Togo : l’arrêt des résultats par sms, un séisme contre l’escroquerie d’état

Une pratique frauduleuse qui a saigné les familles togolaises pendant des années

Depuis des décennies, le système éducatif togolais fonctionnait comme une mécanique implacable, drainant des ressources colossales vers des circuits opaques au détriment des ménages les plus vulnérables. L’annonce récente par le ministre de l’Éducation nationale, Mama Omorou, de l’abandon définitif de la diffusion des résultats d’examens par SMS a révélé l’ampleur d’une escroquerie d’État aux conséquences financières désastreuses.

L’angoisse des parents, leviers d’un système surtaxé

Le samedi 30 mai 2026, lors d’une inspection surprise dans les centres de correction du BAC I à Lomé, précisément aux lycées Tokoin et Agoè-centre, le ministre a dénoncé avec une fermeté inhabituelle un mécanisme de prédation institutionnalisée. Selon ses termes, le système de consultation des résultats par SMS constituait une « fraude organisée » et un « gaspillage systématique des fonds publics ».
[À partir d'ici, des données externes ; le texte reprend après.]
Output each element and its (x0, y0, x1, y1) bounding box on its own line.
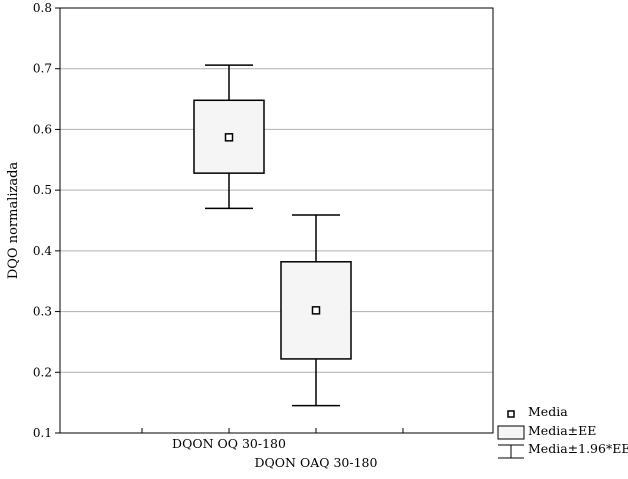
legend: Media Media±EE Media±1.96*EE (497, 404, 628, 459)
x-category-label-1: DQON OAQ 30-180 (255, 455, 378, 470)
legend-label-2: Media±1.96*EE (528, 441, 628, 456)
y-axis: 0.1 0.2 0.3 0.4 0.5 0.6 0.7 0.8 (33, 1, 60, 440)
x-category-label-0: DQON OQ 30-180 (172, 436, 286, 451)
y-tick-label-1: 0.2 (33, 365, 52, 379)
legend-marker-symbol (507, 410, 515, 418)
y-tick-label-7: 0.8 (33, 1, 52, 15)
legend-item-2: Media±1.96*EE (498, 441, 628, 459)
x-axis-category-labels: DQON OQ 30-180 DQON OAQ 30-180 (172, 436, 377, 470)
legend-label-0: Media (528, 404, 568, 419)
legend-label-1: Media±EE (528, 423, 596, 438)
plot-frame (59, 7, 494, 434)
mean-marker-0 (224, 133, 234, 142)
y-tick-label-2: 0.3 (33, 305, 52, 319)
box-group-1 (280, 214, 352, 407)
plot-border (59, 7, 494, 434)
y-tick-label-5: 0.6 (33, 122, 52, 136)
box-group-0 (193, 64, 265, 210)
y-axis-label: DQO normalizada (6, 162, 21, 280)
legend-box-symbol (497, 425, 525, 440)
legend-item-1: Media±EE (497, 423, 596, 440)
x-axis-ticks (141, 428, 404, 433)
y-tick-label-0: 0.1 (33, 426, 52, 440)
legend-item-0: Media (507, 404, 568, 419)
y-tick-label-3: 0.4 (33, 244, 52, 258)
y-tick-label-6: 0.7 (33, 62, 52, 76)
mean-marker-1 (311, 306, 321, 315)
y-tick-label-4: 0.5 (33, 183, 52, 197)
grid-lines (60, 68, 493, 373)
boxes (193, 64, 352, 407)
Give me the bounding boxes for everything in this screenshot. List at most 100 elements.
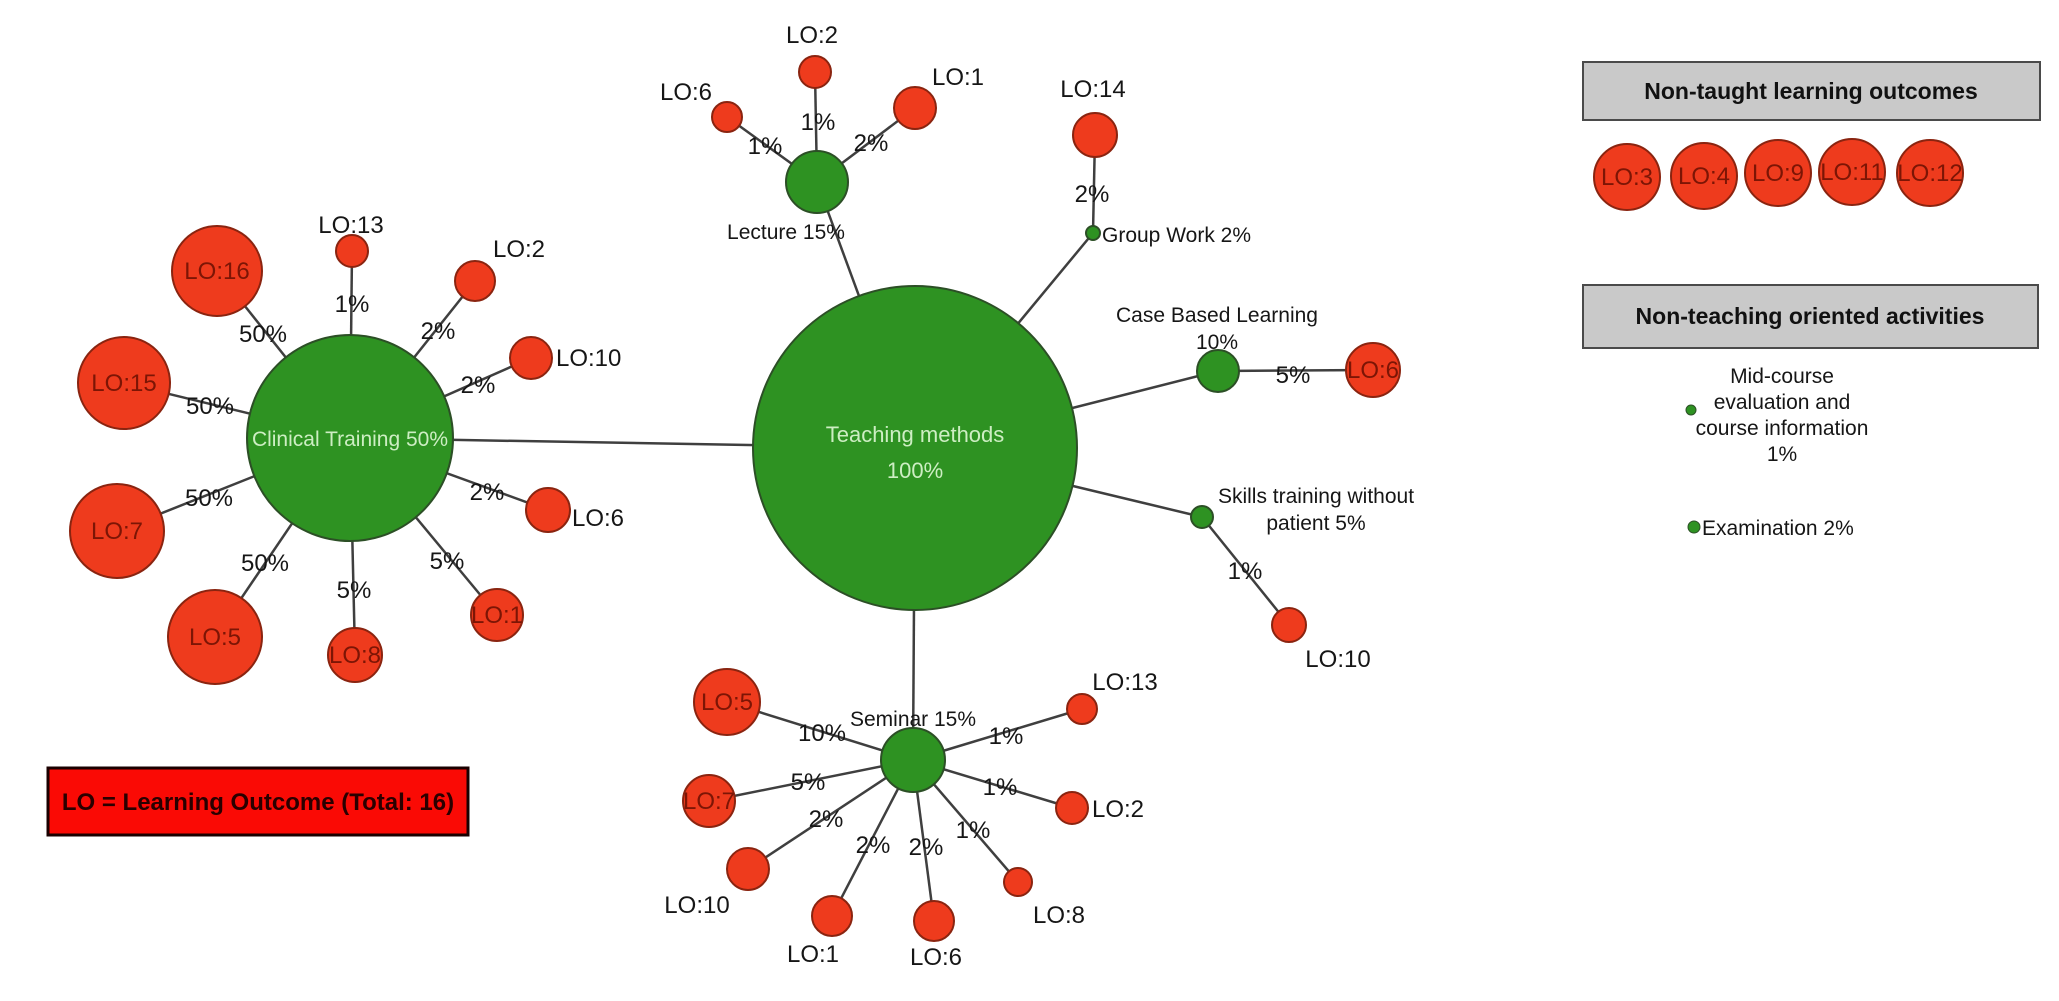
node-seminar-lo-10 (726, 847, 770, 891)
examination-dot-icon (1687, 520, 1701, 534)
pct-clinical-training-lo-7: 50% (185, 485, 233, 512)
node-seminar-lo-8 (1003, 867, 1033, 897)
label-non-taught-lo-12: LO:12 (1897, 160, 1962, 187)
node-clinical-training-lo-13 (335, 234, 369, 268)
label-seminar: Seminar 15% (850, 708, 976, 731)
label-seminar-lo-5: LO:5 (701, 689, 753, 716)
pct-clinical-training-lo-1: 5% (430, 548, 465, 575)
pct-clinical-training-lo-10: 2% (461, 372, 496, 399)
node-lecture-lo-2 (798, 55, 832, 89)
node-group-work (1085, 225, 1101, 241)
node-seminar-lo-6 (913, 900, 955, 942)
label-seminar-lo-10: LO:10 (664, 892, 729, 919)
pct-clinical-training-lo-16: 50% (239, 321, 287, 348)
node-seminar-lo-7 (682, 774, 736, 828)
label-seminar-lo-13: LO:13 (1092, 669, 1157, 696)
pct-clinical-training-lo-15: 50% (186, 393, 234, 420)
node-non-taught-lo-4 (1670, 142, 1738, 210)
node-case-based-learning (1196, 349, 1240, 393)
panel-non-taught: Non-taught learning outcomes LO:3 LO:4 LO:… (1582, 61, 2041, 211)
label-lecture: Lecture 15% (727, 221, 845, 244)
node-clinical-training-lo-15 (77, 336, 171, 430)
pct-seminar-lo-13: 1% (989, 723, 1024, 750)
pct-clinical-training-lo-6: 2% (470, 479, 505, 506)
pct-seminar-lo-1: 2% (856, 832, 891, 859)
label-seminar-lo-1: LO:1 (787, 941, 839, 968)
midcourse-dot-icon (1685, 404, 1697, 416)
pct-lecture-lo-1: 2% (854, 130, 889, 157)
node-clinical-training-lo-10 (509, 336, 553, 380)
midcourse-label-line2: evaluation and (1714, 391, 1851, 414)
pct-seminar-lo-7: 5% (791, 769, 826, 796)
label-clinical-training-lo-2: LO:2 (493, 236, 545, 263)
label-clinical-training-lo-5: LO:5 (189, 624, 241, 651)
label-skills-training-without-patient-lo-10: LO:10 (1305, 646, 1370, 673)
labels-layer: Teaching methods 100% Clinical Training 50… (91, 22, 1414, 971)
non-teaching-header-box (1582, 284, 2039, 349)
pct-seminar-lo-8: 1% (956, 817, 991, 844)
label-lecture-lo-2: LO:2 (786, 22, 838, 49)
label-clinical-training-lo-7: LO:7 (91, 518, 143, 545)
label-clinical-training-lo-16: LO:16 (184, 258, 249, 285)
label-seminar-lo-7: LO:7 (683, 788, 735, 815)
node-seminar-lo-13 (1066, 693, 1098, 725)
midcourse-label-line3: course information (1696, 417, 1869, 440)
pct-clinical-training-lo-13: 1% (335, 291, 370, 318)
label-clinical-training-lo-10: LO:10 (556, 345, 621, 372)
label-clinical-training-lo-8: LO:8 (329, 642, 381, 669)
label-seminar-lo-6: LO:6 (910, 944, 962, 971)
label-clinical-training-lo-15: LO:15 (91, 370, 156, 397)
node-clinical-training-lo-2 (454, 260, 496, 302)
node-non-taught-lo-3 (1593, 143, 1661, 211)
pct-clinical-training-lo-2: 2% (421, 318, 456, 345)
pct-case-based-learning-lo-6: 5% (1276, 362, 1311, 389)
node-lecture (785, 150, 849, 214)
node-clinical-training-lo-16 (171, 225, 263, 317)
edge-skills-training-without-patient-lo-10 (1201, 516, 1290, 626)
label-skills-training-without-patient: Skills training without patient 5% (1218, 485, 1414, 535)
edge-seminar-lo-7 (708, 758, 914, 803)
node-skills-training-without-patient-lo-10 (1271, 607, 1307, 643)
label-lecture-lo-6: LO:6 (660, 79, 712, 106)
node-teaching-methods (752, 285, 1078, 611)
label-clinical-training-lo-6: LO:6 (572, 505, 624, 532)
label-seminar-lo-8: LO:8 (1033, 902, 1085, 929)
label-non-taught-lo-9: LO:9 (1752, 160, 1804, 187)
label-lecture-lo-1: LO:1 (932, 64, 984, 91)
node-seminar (880, 727, 946, 793)
pct-clinical-training-lo-8: 5% (337, 577, 372, 604)
label-group-work: Group Work 2% (1102, 224, 1251, 247)
label-teaching-methods: Teaching methods 100% (826, 422, 1005, 483)
pct-lecture-lo-6: 1% (748, 133, 783, 160)
node-clinical-training (246, 334, 454, 542)
legend-box (46, 766, 470, 837)
node-seminar-lo-2 (1055, 791, 1089, 825)
label-clinical-training: Clinical Training 50% (252, 428, 448, 451)
pct-lecture-lo-2: 1% (801, 109, 836, 136)
pct-seminar-lo-10: 2% (809, 806, 844, 833)
node-case-based-learning-lo-6 (1345, 342, 1401, 398)
legend: LO = Learning Outcome (Total: 16) (46, 766, 470, 837)
node-clinical-training-lo-6 (525, 487, 571, 533)
node-non-taught-lo-11 (1818, 138, 1886, 206)
panel-non-teaching: Non-teaching oriented activities Mid-cou… (1582, 284, 2039, 540)
label-non-taught-lo-3: LO:3 (1601, 164, 1653, 191)
node-non-taught-lo-12 (1896, 139, 1964, 207)
pct-clinical-training-lo-5: 50% (241, 550, 289, 577)
node-seminar-lo-1 (811, 895, 853, 937)
non-taught-header-box (1582, 61, 2041, 121)
label-non-taught-lo-11: LO:11 (1820, 159, 1884, 186)
midcourse-label-line1: Mid-course (1730, 365, 1834, 388)
node-skills-training-without-patient (1190, 505, 1214, 529)
node-clinical-training-lo-5 (167, 589, 263, 685)
label-clinical-training-lo-1: LO:1 (471, 602, 523, 629)
label-group-work-lo-14: LO:14 (1060, 76, 1125, 103)
pct-skills-training-without-patient-lo-10: 1% (1228, 558, 1263, 585)
non-taught-circles: LO:3 LO:4 LO:9 LO:11 LO:12 (1593, 138, 1964, 211)
node-seminar-lo-5 (693, 668, 761, 736)
label-seminar-lo-2: LO:2 (1092, 796, 1144, 823)
midcourse-label-line4: 1% (1767, 443, 1797, 466)
pct-seminar-lo-6: 2% (909, 834, 944, 861)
Le fonctionnement de ce dispositif était d’une simplicité cynique : dans l’attente des résultats, les familles, submergées par l’anxiété, multipliaient les envois de messages surtaxés (entre 100 et 250 francs CFA par SMS), souvent à plusieurs reprises et par plusieurs membres de la cellule familiale. Des millions de requêtes inutiles, générant une rente artificielle au profit d’acteurs privés, tandis que l’État fermait les yeux sur cette hémorragie financière.

Un pillage évalué à plusieurs milliards de francs CFA

Bien que les audits financiers détaillés n’aient pas encore été rendus publics, les projections basées sur les données disponibles laissent entrevoir une réalité vertigineuse.

Chaque année, des centaines de milliers d’élèves togolais passent les examens nationaux (CEPD, BEPC, BAC I, BAC II). En cumulant le nombre de candidats et en appliquant le facteur de multiplication des SMS par foyer (parfois cinq messages par famille), le volume total atteint des dizaines de millions de messages par session.

Sur une période couvrant les quinze à vingt dernières années de gouvernance sous l’ère Faure Gnassingbé, ce sont plusieurs milliards de francs CFA qui ont été détournés de la poche des citoyens pour enrichir des opérateurs de téléphonie mobile et des intermédiaires non identifiés. Un transfert de richesse inacceptable, rendu possible par l’inaction ou la complicité passive des autorités.

Vers une refonte numérique transparente et souveraine

La décision de mettre un terme à cette pratique est une avancée majeure, mais elle impose une transition rigoureuse. L’État ne peut se contenter de supprimer les SMS sans proposer une alternative fiable. Retour aux files d’attente interminables devant les centres d’affichage, sources de tension et d’injustice, n’est plus une option acceptable.

Le Togo, qui se revendique pionnier en matière d’intégration du numérique (notamment via le ministère de l’Économie numérique), doit impérativement développer des plateformes digitales publiques, gratuites et sécurisées pour diffuser les résultats. Plusieurs principes doivent guider cette modernisation :

  • Souveraineté numérique : Les serveurs hébergeant les données doivent être publics et gérés par l’État, sous l’extension .tg.
  • Transparence intégrale : L’accès aux résultats doit être entièrement gratuit, financé par le budget de l’Éducation nationale, afin de garantir une équité absolue entre tous les candidats.
  • Modernisation accessible : La diffusion par vagues de courriels ou via des portails web optimisés pour les téléphones mobiles représente une solution à la fois simple et peu coûteuse.

Un tournant éthique pour l’école togolaise

Au-delà de l’aspect financier, le ministre a profité de cette inspection pour réaffirmer les valeurs fondamentales de l’école togolaise : rigueur, éthique et méritocratie. Une remise en ordre nécessaire pour redonner du sens à un système éducatif trop souvent dévoyé.

Cette annonce marque une rupture idéologique majeure. En protégeant les familles contre cette escroquerie institutionnalisée, le ministère pose les bases d’une école plus juste, où la réussite ne dépend plus de la capacité à payer, mais du mérite. Reste à savoir si l’État aura la volonté politique de creuser jusqu’au bout cette affaire, en auditant les contrats passés avec les opérateurs télécoms pour élucider le sort de ces milliards de francs CFA détournés au détriment de la jeunesse togolaise.